I have the string 'abç'
which in UTF-8 is b'ab\xc3\xa7'
.
I want it in UTF-16, but not this way:
b'ab\xc3\xa7'.decode('utf-8').encode('utf-16-be')
which gives me:
b'\x00a\x00b\x00\xe7'
The answer I want is the UTF-16 code units, that is, a list of int:
[32, 33, 327]
Is there any straightforward way to do that?
And of course, the reverse.
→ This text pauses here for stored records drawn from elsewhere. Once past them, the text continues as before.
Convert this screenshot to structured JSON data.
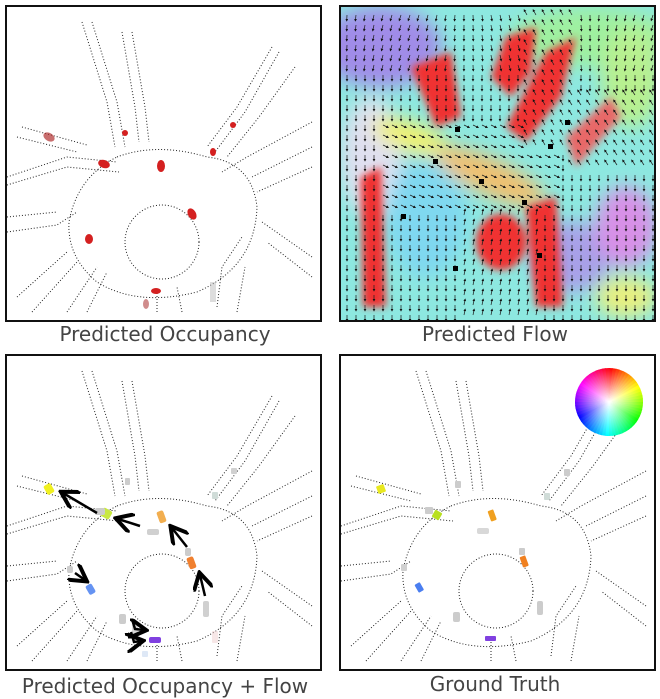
{
  "panels": [
    {
      "id": "occupancy",
      "caption": "Predicted Occupancy"
    },
    {
      "id": "flow",
      "caption": "Predicted Flow"
    },
    {
      "id": "occupancy_flow",
      "caption": "Predicted Occupancy + Flow"
    },
    {
      "id": "ground_truth",
      "caption": "Ground Truth"
    }
  ],
  "colors": {
    "occupancy_red": "#d42020",
    "road_dots": "#222222",
    "panel_border": "#111111",
    "arrow": "#000000",
    "caption_text": "#444444"
  },
  "legend": {
    "icon": "hsv-color-wheel-icon"
  }
}
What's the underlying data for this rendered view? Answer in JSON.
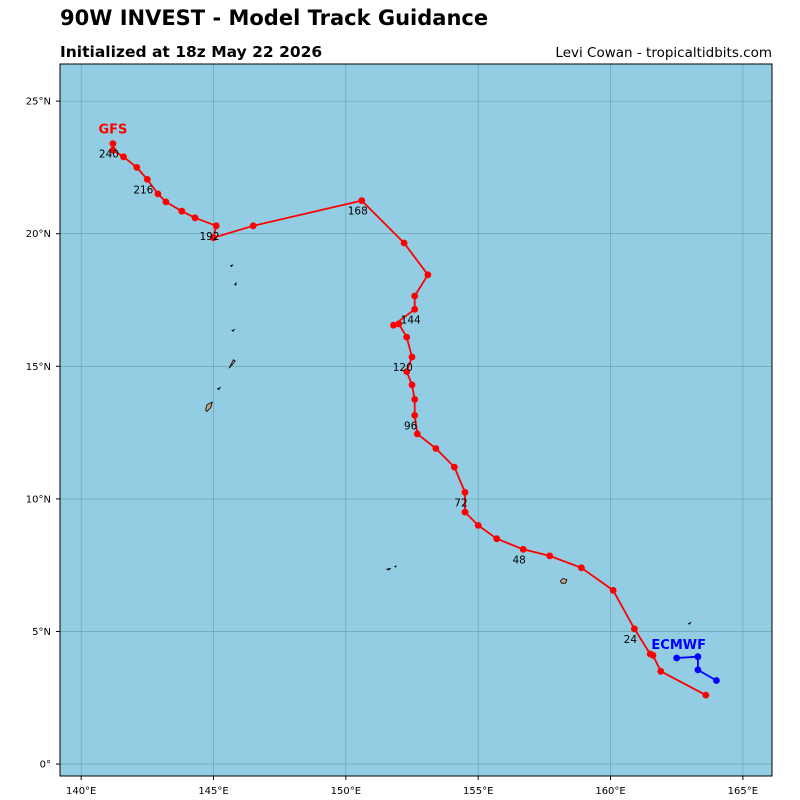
{
  "header": {
    "title": "90W INVEST - Model Track Guidance",
    "subtitle": "Initialized at 18z May 22 2026",
    "credit": "Levi Cowan - tropicaltidbits.com"
  },
  "colors": {
    "ocean": "#93cde3",
    "grid": "#5a8a96",
    "land": "#c9a27a",
    "gfs": "#ff0000",
    "ecmwf": "#0000ff"
  },
  "axes": {
    "x_ticks": [
      {
        "value": 140,
        "label": "140°E"
      },
      {
        "value": 145,
        "label": "145°E"
      },
      {
        "value": 150,
        "label": "150°E"
      },
      {
        "value": 155,
        "label": "155°E"
      },
      {
        "value": 160,
        "label": "160°E"
      },
      {
        "value": 165,
        "label": "165°E"
      }
    ],
    "y_ticks": [
      {
        "value": 0,
        "label": "0°"
      },
      {
        "value": 5,
        "label": "5°N"
      },
      {
        "value": 10,
        "label": "10°N"
      },
      {
        "value": 15,
        "label": "15°N"
      },
      {
        "value": 20,
        "label": "20°N"
      },
      {
        "value": 25,
        "label": "25°N"
      }
    ],
    "xlim": [
      139.2,
      166.1
    ],
    "ylim": [
      -0.45,
      26.4
    ],
    "grid": true
  },
  "chart_data": {
    "type": "line",
    "title": "90W INVEST - Model Track Guidance",
    "xlabel": "",
    "ylabel": "",
    "series": [
      {
        "name": "GFS",
        "color": "#ff0000",
        "points": [
          [
            163.6,
            2.6
          ],
          [
            161.9,
            3.5
          ],
          [
            161.6,
            4.1
          ],
          [
            161.5,
            4.15
          ],
          [
            160.9,
            5.1
          ],
          [
            160.1,
            6.55
          ],
          [
            158.9,
            7.4
          ],
          [
            157.7,
            7.85
          ],
          [
            156.7,
            8.1
          ],
          [
            155.7,
            8.5
          ],
          [
            155.0,
            9.0
          ],
          [
            154.5,
            9.5
          ],
          [
            154.5,
            10.25
          ],
          [
            154.1,
            11.2
          ],
          [
            153.4,
            11.9
          ],
          [
            152.7,
            12.45
          ],
          [
            152.6,
            13.15
          ],
          [
            152.6,
            13.75
          ],
          [
            152.5,
            14.3
          ],
          [
            152.3,
            14.8
          ],
          [
            152.5,
            15.35
          ],
          [
            152.3,
            16.1
          ],
          [
            152.0,
            16.6
          ],
          [
            151.8,
            16.55
          ],
          [
            152.6,
            17.15
          ],
          [
            152.6,
            17.65
          ],
          [
            153.1,
            18.45
          ],
          [
            152.2,
            19.65
          ],
          [
            150.6,
            21.25
          ],
          [
            146.5,
            20.3
          ],
          [
            145.0,
            19.85
          ],
          [
            145.1,
            20.3
          ],
          [
            144.3,
            20.6
          ],
          [
            143.8,
            20.85
          ],
          [
            143.2,
            21.2
          ],
          [
            142.9,
            21.5
          ],
          [
            142.5,
            22.05
          ],
          [
            142.1,
            22.5
          ],
          [
            141.6,
            22.9
          ],
          [
            141.2,
            23.15
          ],
          [
            141.2,
            23.4
          ]
        ],
        "labels": [
          {
            "text": "24",
            "lon": 160.9,
            "lat": 5.1
          },
          {
            "text": "48",
            "lon": 156.7,
            "lat": 8.1
          },
          {
            "text": "72",
            "lon": 154.5,
            "lat": 10.25
          },
          {
            "text": "96",
            "lon": 152.6,
            "lat": 13.15
          },
          {
            "text": "120",
            "lon": 152.3,
            "lat": 15.35
          },
          {
            "text": "144",
            "lon": 152.6,
            "lat": 17.15
          },
          {
            "text": "168",
            "lon": 150.6,
            "lat": 21.25
          },
          {
            "text": "192",
            "lon": 145.0,
            "lat": 20.3
          },
          {
            "text": "216",
            "lon": 142.5,
            "lat": 22.05
          },
          {
            "text": "240",
            "lon": 141.2,
            "lat": 23.4
          }
        ]
      },
      {
        "name": "ECMWF",
        "color": "#0000ff",
        "points": [
          [
            164.0,
            3.15
          ],
          [
            163.3,
            3.55
          ],
          [
            163.3,
            4.05
          ],
          [
            162.5,
            4.0
          ]
        ],
        "labels": []
      }
    ],
    "islands": [
      [
        [
          144.7,
          13.35
        ],
        [
          144.75,
          13.55
        ],
        [
          144.95,
          13.65
        ],
        [
          144.9,
          13.45
        ],
        [
          144.75,
          13.3
        ]
      ],
      [
        [
          145.15,
          14.15
        ],
        [
          145.25,
          14.2
        ],
        [
          145.2,
          14.12
        ]
      ],
      [
        [
          145.6,
          14.95
        ],
        [
          145.68,
          15.1
        ],
        [
          145.75,
          15.25
        ],
        [
          145.82,
          15.2
        ],
        [
          145.65,
          14.98
        ]
      ],
      [
        [
          145.7,
          16.35
        ],
        [
          145.78,
          16.38
        ],
        [
          145.74,
          16.32
        ]
      ],
      [
        [
          145.8,
          18.08
        ],
        [
          145.86,
          18.16
        ],
        [
          145.84,
          18.06
        ]
      ],
      [
        [
          145.65,
          18.8
        ],
        [
          145.72,
          18.82
        ],
        [
          145.68,
          18.76
        ]
      ],
      [
        [
          158.1,
          6.9
        ],
        [
          158.2,
          7.0
        ],
        [
          158.35,
          6.95
        ],
        [
          158.3,
          6.82
        ],
        [
          158.15,
          6.82
        ]
      ],
      [
        [
          151.55,
          7.35
        ],
        [
          151.68,
          7.38
        ],
        [
          151.62,
          7.32
        ]
      ],
      [
        [
          151.85,
          7.45
        ],
        [
          151.9,
          7.47
        ],
        [
          151.88,
          7.43
        ]
      ],
      [
        [
          162.95,
          5.3
        ],
        [
          163.02,
          5.33
        ],
        [
          162.98,
          5.27
        ]
      ]
    ]
  }
}
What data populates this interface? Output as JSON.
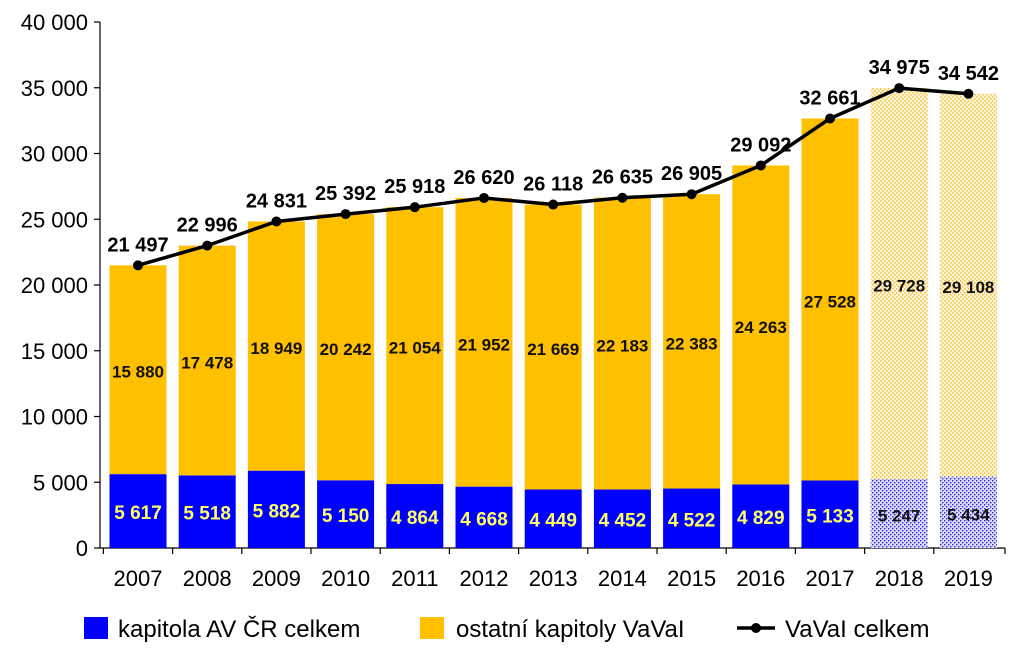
{
  "chart_data": {
    "type": "bar",
    "stacked": true,
    "categories": [
      "2007",
      "2008",
      "2009",
      "2010",
      "2011",
      "2012",
      "2013",
      "2014",
      "2015",
      "2016",
      "2017",
      "2018",
      "2019"
    ],
    "series": [
      {
        "name": "kapitola AV ČR celkem",
        "kind": "bar",
        "color": "#0000ff",
        "values": [
          5617,
          5518,
          5882,
          5150,
          4864,
          4668,
          4449,
          4452,
          4522,
          4829,
          5133,
          5247,
          5434
        ],
        "labels": [
          "5 617",
          "5 518",
          "5 882",
          "5 150",
          "4 864",
          "4 668",
          "4 449",
          "4 452",
          "4 522",
          "4 829",
          "5 133",
          "5 247",
          "5 434"
        ]
      },
      {
        "name": "ostatní kapitoly VaVaI",
        "kind": "bar",
        "color": "#ffc000",
        "values": [
          15880,
          17478,
          18949,
          20242,
          21054,
          21952,
          21669,
          22183,
          22383,
          24263,
          27528,
          29728,
          29108
        ],
        "labels": [
          "15 880",
          "17 478",
          "18 949",
          "20 242",
          "21 054",
          "21 952",
          "21 669",
          "22 183",
          "22 383",
          "24 263",
          "27 528",
          "29 728",
          "29 108"
        ]
      },
      {
        "name": "VaVaI celkem",
        "kind": "line",
        "color": "#000000",
        "values": [
          21497,
          22996,
          24831,
          25392,
          25918,
          26620,
          26118,
          26635,
          26905,
          29092,
          32661,
          34975,
          34542
        ],
        "labels": [
          "21 497",
          "22 996",
          "24 831",
          "25 392",
          "25 918",
          "26 620",
          "26 118",
          "26 635",
          "26 905",
          "29 092",
          "32 661",
          "34 975",
          "34 542"
        ]
      }
    ],
    "projected_categories": [
      "2018",
      "2019"
    ],
    "ylim": [
      0,
      40000
    ],
    "yticks": [
      0,
      5000,
      10000,
      15000,
      20000,
      25000,
      30000,
      35000,
      40000
    ],
    "ytick_labels": [
      "0",
      "5 000",
      "10 000",
      "15 000",
      "20 000",
      "25 000",
      "30 000",
      "35 000",
      "40 000"
    ],
    "legend_position": "bottom",
    "grid": false
  }
}
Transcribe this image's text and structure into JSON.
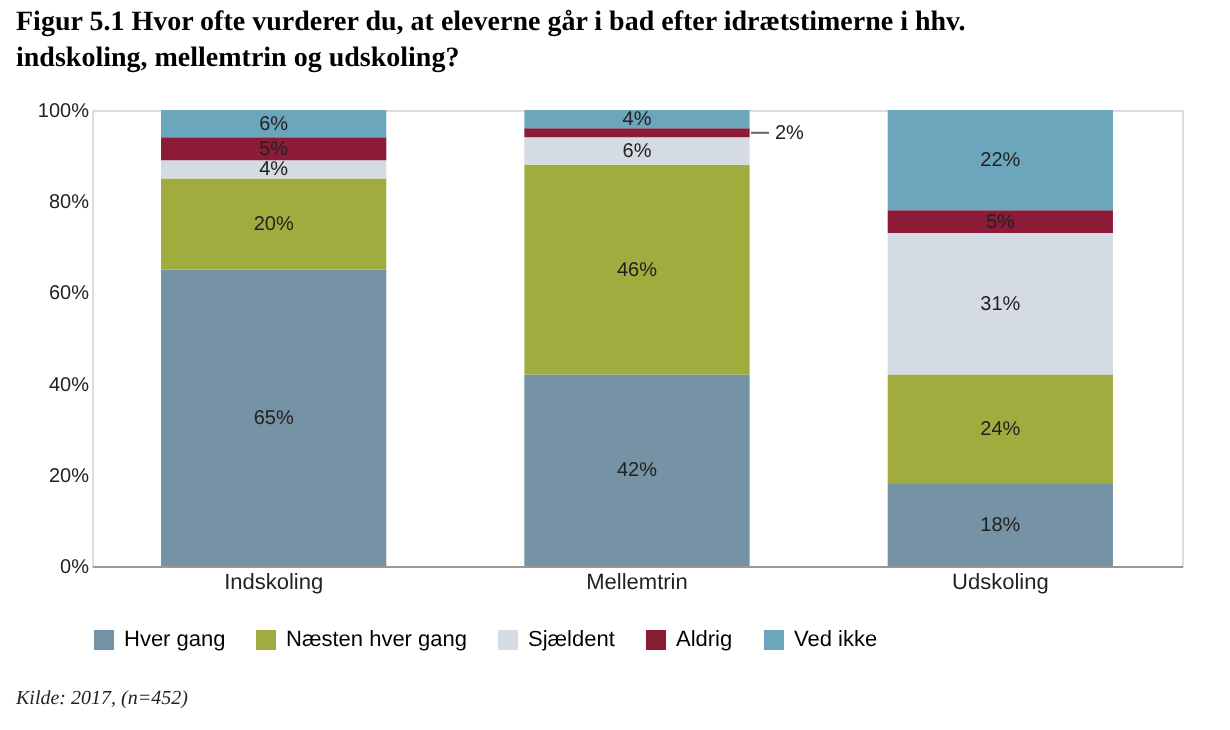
{
  "chart_data": {
    "type": "bar",
    "stacked": true,
    "title": "Figur 5.1 Hvor ofte vurderer du, at eleverne går i bad efter idrætstimerne i hhv. indskoling, mellemtrin og udskoling?",
    "categories": [
      "Indskoling",
      "Mellemtrin",
      "Udskoling"
    ],
    "series": [
      {
        "name": "Hver gang",
        "color": "#7692a5",
        "values": [
          65,
          42,
          18
        ],
        "value_labels": [
          "65%",
          "42%",
          "18%"
        ]
      },
      {
        "name": "Næsten hver gang",
        "color": "#a0ad3e",
        "values": [
          20,
          46,
          24
        ],
        "value_labels": [
          "20%",
          "46%",
          "24%"
        ]
      },
      {
        "name": "Sjældent",
        "color": "#d5dbe2",
        "values": [
          4,
          6,
          31
        ],
        "value_labels": [
          "4%",
          "6%",
          "31%"
        ]
      },
      {
        "name": "Aldrig",
        "color": "#8c1b38",
        "values": [
          5,
          2,
          5
        ],
        "value_labels": [
          "5%",
          "2%",
          "5%"
        ]
      },
      {
        "name": "Ved ikke",
        "color": "#6ba6bc",
        "values": [
          6,
          4,
          22
        ],
        "value_labels": [
          "6%",
          "4%",
          "22%"
        ]
      }
    ],
    "ylim": [
      0,
      100
    ],
    "yticks": [
      {
        "value": 0,
        "label": "0%"
      },
      {
        "value": 20,
        "label": "20%"
      },
      {
        "value": 40,
        "label": "40%"
      },
      {
        "value": 60,
        "label": "60%"
      },
      {
        "value": 80,
        "label": "80%"
      },
      {
        "value": 100,
        "label": "100%"
      }
    ],
    "grid": false,
    "legend": "bottom",
    "annotations": [
      "Kilde: 2017, (n=452)"
    ]
  }
}
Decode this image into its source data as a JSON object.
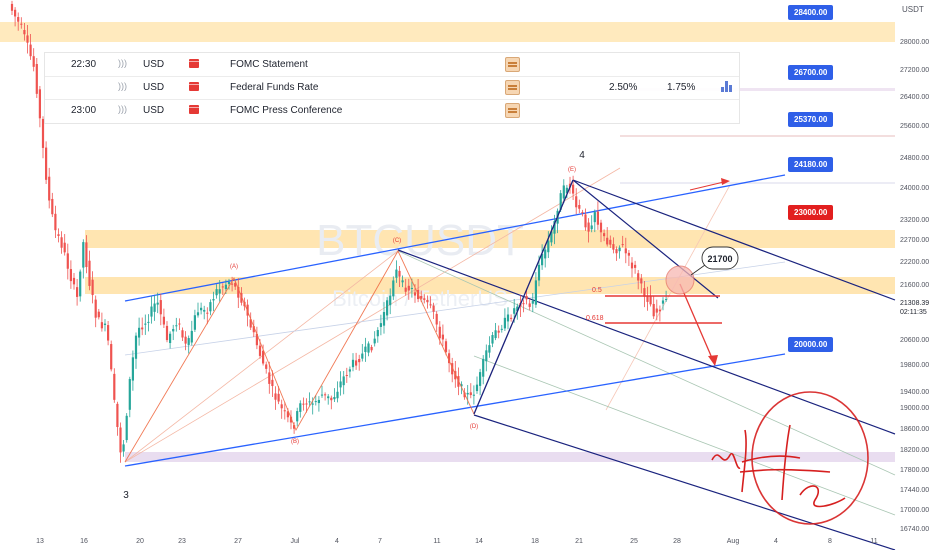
{
  "chart_data": {
    "type": "candlestick",
    "title": "",
    "watermark": {
      "symbol": "BTCUSDT",
      "name": "Bitcoin / TetherUS"
    },
    "currency": "USDT",
    "y_axis_ticks": [
      "28000.00",
      "27200.00",
      "26400.00",
      "25600.00",
      "24800.00",
      "24000.00",
      "23200.00",
      "22700.00",
      "22200.00",
      "21600.00",
      "20600.00",
      "19800.00",
      "19400.00",
      "19000.00",
      "18600.00",
      "18200.00",
      "17800.00",
      "17440.00",
      "17000.00",
      "16740.00"
    ],
    "x_axis_ticks": [
      "13",
      "16",
      "20",
      "23",
      "27",
      "Jul",
      "4",
      "7",
      "11",
      "14",
      "18",
      "21",
      "25",
      "28",
      "Aug",
      "4",
      "8",
      "11"
    ],
    "current_price": {
      "value": "21308.39",
      "countdown": "02:11:35"
    },
    "price_levels": [
      {
        "label": "28400.00",
        "style": "blue"
      },
      {
        "label": "26700.00",
        "style": "blue"
      },
      {
        "label": "25370.00",
        "style": "blue"
      },
      {
        "label": "24180.00",
        "style": "blue"
      },
      {
        "label": "23000.00",
        "style": "red"
      },
      {
        "label": "20000.00",
        "style": "blue"
      }
    ],
    "wave_labels": [
      "3",
      "(A)",
      "(B)",
      "(C)",
      "(D)",
      "(E)",
      "4"
    ],
    "fib_labels": [
      "0.5",
      "0.618"
    ],
    "callout": "21700",
    "signature": "Mr. Hunter Crypto",
    "colors": {
      "up": "#26a69a",
      "down": "#ef5350",
      "channel": "#2962ff",
      "downtrend": "#1a237e",
      "zone": "#ffe0a3",
      "fib": "#e53935"
    }
  },
  "calendar": {
    "rows": [
      {
        "time": "22:30",
        "currency": "USD",
        "event": "FOMC Statement",
        "actual": "",
        "forecast": "",
        "chart": false
      },
      {
        "time": "",
        "currency": "USD",
        "event": "Federal Funds Rate",
        "actual": "2.50%",
        "forecast": "1.75%",
        "chart": true
      },
      {
        "time": "23:00",
        "currency": "USD",
        "event": "FOMC Press Conference",
        "actual": "",
        "forecast": "",
        "chart": false
      }
    ]
  }
}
Given a list of ints which are UTF-16 code units, how do I convert that to UTF-8?
The simple solution that may work in many cases would be something like:
def sort_of_get_utf16_code_units(s):
return list(map(ord, s))
print(sort_of_get_utf16_code_units('abç')
Output:
[97, 98, 231]
However, that doesn't work for characters outside the Basic Multilingual Plane (BMP):
print(sort_of_get_utf16_code_units('😊'))
Output is the Unicode code point:
[128522]
Where you might have expected the code units (as your question states):
[55357, 56842]
To get that:
def get_utf16_code_units(s):
utf16_bytes = s.encode('utf-16-be')
return [int.from_bytes(utf16_bytes[i:i+2]) for i in range(0, len(utf16_bytes), 2)]
print(get_utf16_code_units('😊'))
Output:
[55357, 56842]
Doing the reverse is similar:
def utf16_code_units_to_string(code_units):
utf16_bytes = b''.join([unit.to_bytes(2, byteorder='big') for unit in code_units])
return utf16_bytes.decode('utf-16-be')
print(utf16_code_units_to_string([55357, 56842]))
Output:
😊
The byteorder is 'big'
by default, but it doesn't hurt to be specific there.